(182) Angiolina, la maggiore delle due sorelle, allora viventi, di Goffredo. Era chiamata in famiglia col nome vezzeggiativo di Nina; come si vede anche in due delle lettere seguenti.
(183) La Corte d'Appello, nell'ordinamento giudiziario d'allora.
(184) Il cambio militare, avendo Goffredo estratto un numero basso.
(185) È la minuta di una lettera, tra le molte che il Mameli scriveva da Genova a Giuseppe Mazzini, tenendolo al fatto di quanto accadeva negli anni 1847-48. Questa è del '48, e del 7 marzo, come si rileva dai fatti che accenna.

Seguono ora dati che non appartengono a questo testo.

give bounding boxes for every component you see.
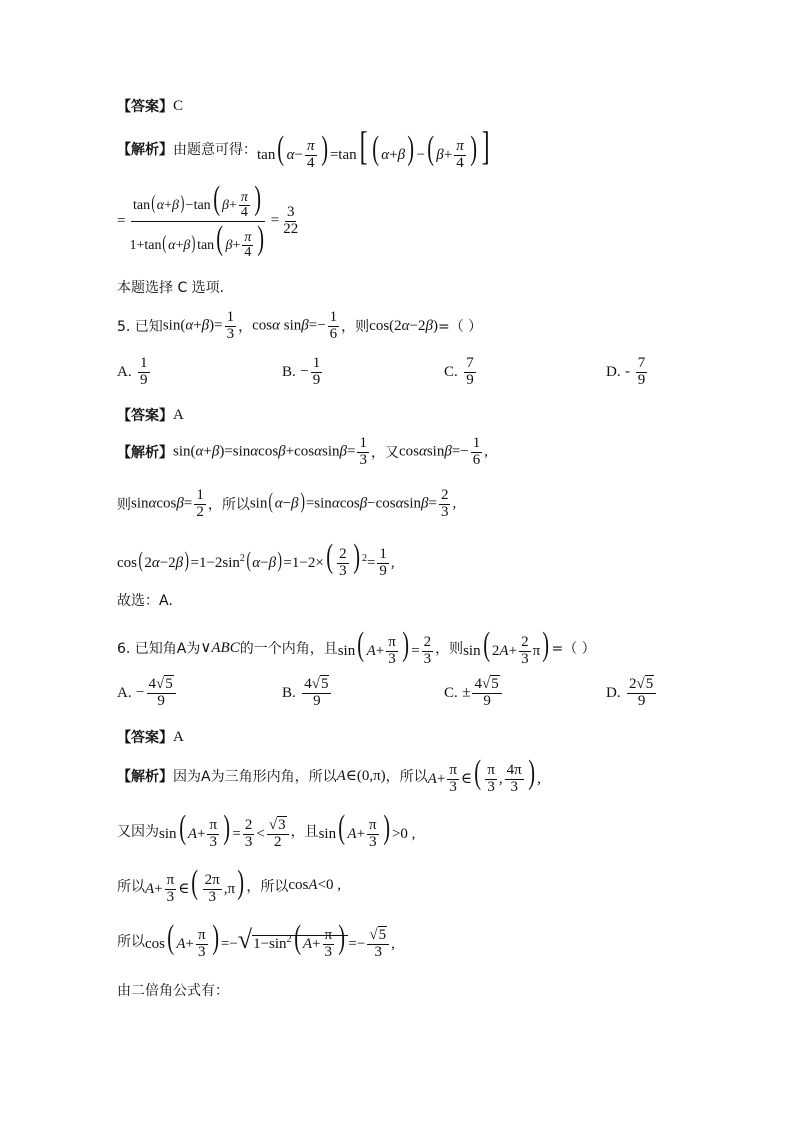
option-letter: A. (117, 363, 132, 380)
question-6 (117, 628, 596, 668)
formula: ∨ABC (200, 640, 240, 657)
answer-label: 【答案】 (117, 730, 173, 746)
formula: cos( A+ $\frac{\pi}{3}$ ) $=-√1-\sin^2$( A+ $\frac{\pi}{3}$ ) =− $\frac{√5}{3}$ , (145, 919, 395, 961)
option-value: − $\frac{1}{9}$ (300, 355, 321, 388)
explanation-5-conclusion (117, 590, 173, 610)
answer-value: A (173, 406, 184, 423)
option-letter: B. (282, 684, 296, 701)
explanation-label: 【解析】 (117, 445, 173, 462)
connector: ，且 (290, 823, 319, 840)
question-stem-mid: 的一个内角，且 (239, 640, 338, 657)
formula: sin(α+β)= $\frac{1}{3}$ (162, 309, 235, 342)
option-letter: B. (282, 363, 296, 380)
question-tail: =（ ） (437, 319, 483, 336)
explanation-text: 所以 (117, 933, 145, 950)
option-value: $\frac{4√5}{9}$ (302, 677, 331, 710)
connector: ，又 (370, 445, 399, 462)
option-c[interactable] (444, 356, 478, 389)
formula: A+ $\frac{\pi}{3}$ ∈( $\frac{2\pi}{3}$ ,π) (145, 864, 245, 906)
formula: = $\frac{3}{22}$ (270, 204, 299, 237)
formula: $\cos(2\alpha-2\beta)=1-2\sin^2(\alpha-\beta)=1-2\times$( $\frac{2}{3}$ ) $^2$= $\frac{1}{9}$ , (117, 538, 395, 580)
connector: ，所以 (246, 878, 289, 895)
explanation-text: 由二倍角公式有： (117, 983, 229, 999)
explanation-5-line-1 (117, 436, 488, 469)
option-a[interactable] (117, 677, 178, 710)
connector: ，所以 (385, 768, 428, 785)
formula: = (117, 212, 126, 229)
explanation-6-line-3 (117, 866, 341, 906)
conclusion-text: 故选：A. (117, 593, 173, 609)
explanation-label: 【解析】 (117, 141, 173, 158)
option-letter: C. (444, 363, 458, 380)
answer-4 (117, 96, 183, 116)
explanation-6-line-2 (117, 811, 415, 851)
option-d[interactable] (606, 677, 658, 710)
conclusion-text: 本题选择 C 选项. (117, 280, 225, 296)
explanation-6-line-5 (117, 980, 229, 1000)
option-value: $\frac{7}{9}$ (466, 355, 474, 388)
question-stem: 6. 已知角A为 (117, 640, 201, 657)
explanation-4-line-2 (117, 182, 302, 261)
answer-value: A (173, 728, 184, 745)
option-b[interactable] (282, 356, 324, 389)
explanation-text: 又因为 (117, 823, 159, 840)
formula: sin( A+ $\frac{\pi}{3}$ ) >0 , (318, 809, 416, 851)
answer-value: C (173, 97, 184, 114)
formula: sin(α+β)=sinαcosβ+cosαsinβ= $\frac{1}{3}$ (173, 435, 367, 468)
explanation-text: 因为A为三角形内角，所以 (173, 768, 337, 785)
formula: A∈(0,π) (336, 768, 386, 785)
connector: 则 (117, 497, 131, 514)
formula: sin( A+ $\frac{\pi}{3}$ ) = $\frac{2}{3}$ (337, 626, 432, 668)
explanation-4-line-1 (117, 123, 492, 172)
option-letter: D. (606, 363, 621, 380)
option-d[interactable] (606, 356, 649, 389)
option-letter: D. (606, 684, 621, 701)
explanation-text: 由题意可得： (173, 141, 257, 158)
option-value: ± $\frac{4√5}{9}$ (462, 677, 503, 710)
option-c[interactable] (444, 677, 504, 710)
separator: ， (238, 319, 253, 336)
question-5 (117, 310, 482, 343)
formula: sin(α−β)=sinαcosβ−cosαsinβ= $\frac{2}{3}$ , (249, 487, 457, 520)
option-b[interactable] (282, 677, 333, 710)
connector: ，则 (341, 319, 370, 336)
formula: cos(2α−2β) (369, 317, 438, 334)
option-letter: C. (444, 684, 458, 701)
formula: cosα sinβ=− $\frac{1}{6}$ (252, 309, 338, 342)
connector: ，则 (435, 640, 464, 657)
answer-6 (117, 727, 184, 747)
option-a[interactable] (117, 356, 152, 389)
explanation-label: 【解析】 (117, 768, 173, 785)
option-value: $\frac{1}{9}$ (140, 355, 148, 388)
explanation-6-line-1 (117, 756, 541, 796)
formula: sin( A+ $\frac{\pi}{3}$ ) = $\frac{2}{3}$ < $\frac{√3}{2}$ (159, 811, 291, 851)
explanation-5-line-2 (117, 488, 456, 521)
formula: cosA<0 , (288, 877, 342, 894)
question-stem: 5. 已知 (117, 319, 163, 336)
option-value: − $\frac{4√5}{9}$ (136, 677, 178, 710)
formula: cosαsinβ=− $\frac{1}{6}$ , (398, 435, 489, 468)
answer-label: 【答案】 (117, 408, 173, 424)
formula: sin( 2A+ $\frac{2}{3}$ π) (463, 626, 550, 668)
explanation-text: 所以 (117, 878, 145, 895)
connector: ，所以 (207, 497, 250, 514)
explanation-5-line-3 (117, 540, 395, 580)
conclusion-4 (117, 277, 224, 297)
formula: tan( α− $\frac{\pi}{4}$ ) =tan[ ( α+β) −( β+ $\frac{\pi}{4}$ ) ] (257, 123, 490, 172)
option-value: - $\frac{7}{9}$ (625, 355, 646, 388)
option-letter: A. (117, 684, 132, 701)
explanation-6-line-4 (117, 921, 395, 961)
formula: sinαcosβ= $\frac{1}{2}$ (131, 487, 204, 520)
formula: A+ $\frac{\pi}{3}$ ∈( $\frac{\pi}{3}$ , $\frac{4\pi}{3}$ ) , (427, 754, 541, 796)
answer-5 (117, 405, 184, 425)
option-value: $\frac{2√5}{9}$ (627, 677, 656, 710)
formula-fraction: tan(α+β)−tan( β+ $\frac{\pi}{4}$ ) 1+tan(α+β)tan( β+ $\frac{\pi}{4}$ ) (129, 180, 265, 261)
question-tail: =（ ） (551, 640, 596, 657)
answer-label: 【答案】 (117, 99, 173, 115)
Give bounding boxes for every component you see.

(186) Metto l'indirizzo, che manca sul dorso del biglietto, scritto a matita su mezzo foglio di carta fine. Zaccarolo, donde è datato, è certamente Zagarolo, in Campagna Romana, fra Tivoli e Palestrina. L'anno, non indicato, il 1849. L'8 maggio fu appunto la vigilia del combattimento di Palestrina, dove Garibaldi inflisse la prima rotta ai Borbonici, condotti dal generale Lanza, e dove Goffredo condusse una carica vittoriosa contro l'ala sinistra del nemico.
(187) Questo biglietto, come si vede da ciò che scrive Goffredo della sua ferita, è anteriore, e di molti giorni, al 19 giugno 1849, nel quale apparve necessaria, e gli fu subitamente fatta, l'amputazione della gamba. Il Quirinale, a cui accenna il malato, era stato appunto trasformato in ospedale temporaneo, e il Bixio vi era stato trasportato.
(188) Il 28 giugno 1849. È questo l'ultimo scritto di Goffredo Mameli. Il fortissimo giovine ed amantissimo figlio, non piú illuso per sé, si adoperava a mantener l'illusione del suo risanamento nell'animo dei genitori.